REIT Basic

A real estate investment trust, or REIT, is a company that owns and operates in most cases income-producing real estate. Some REITs also engage in financing real estate.  

To qualify as a REIT, a company must have most of its assets and income tied to real estate investment and must distribute at least 90 percent of its taxable income to shareholders annually in the form of dividends. A company that qualifies as a REIT is permitted to deduct dividends paid to its shareholders from its corporate taxable income. As a result, most REITs historically remit at least 100 percent of their taxable income to their shareholders and therefore owe no corporate tax. Taxes are paid by shareholders on the dividends received and any capital gains. Most states honor this federal treatment and also do not require REITs to pay state income tax.

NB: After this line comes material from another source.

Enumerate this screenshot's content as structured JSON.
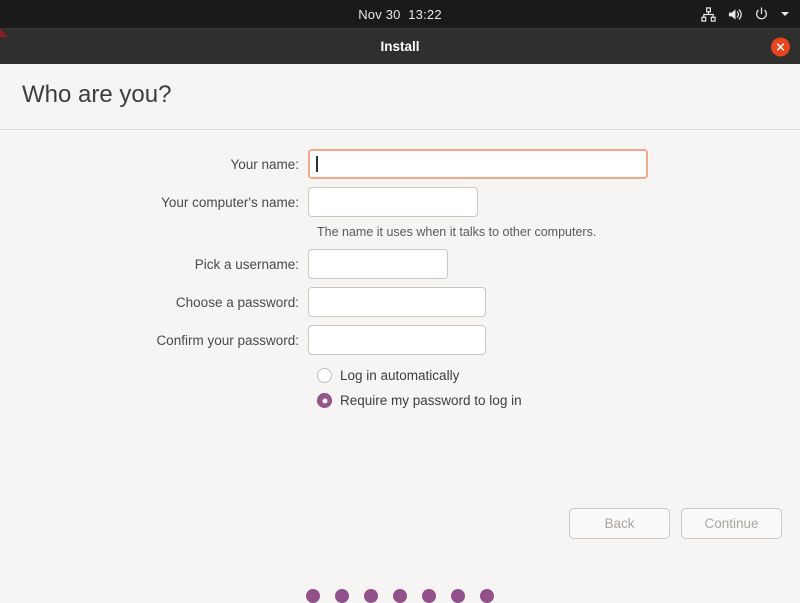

Like other businesses, but unlike partnerships, a REIT cannot pass any tax losses through to its investors. 

The shares of many REITs are traded on major stock exchanges.

Following the lead of the United States, many countries around the world have established REIT regimes during the last 40-plus years. The same attributes that have driven the growth of REITs in the U.S.‑diversification, dividends, transparency, liquidity and performance‑are fueling the growth of publicly traded real estate throughout the world.

Countries that have adopted REIT-like structures range from established financial environments, such as the United Kingdom and Japan, to emerging markets like Taiwan and Malaysia. The most comprehensive index for the REIT and global listed property market is the FTSE EPRA/NAREIT Global Real Estate Index Series, which was created jointly by the index provider FTSE Group, NAREIT and the European Public Real Estate Association (EPRA). The index is used by a variety of institutional investors, money managers and funds to manage real estate investment on a global basis. The Global Index Series contains the Developed Markets indices and the Emerging Markets indices (launched in Jan 2009).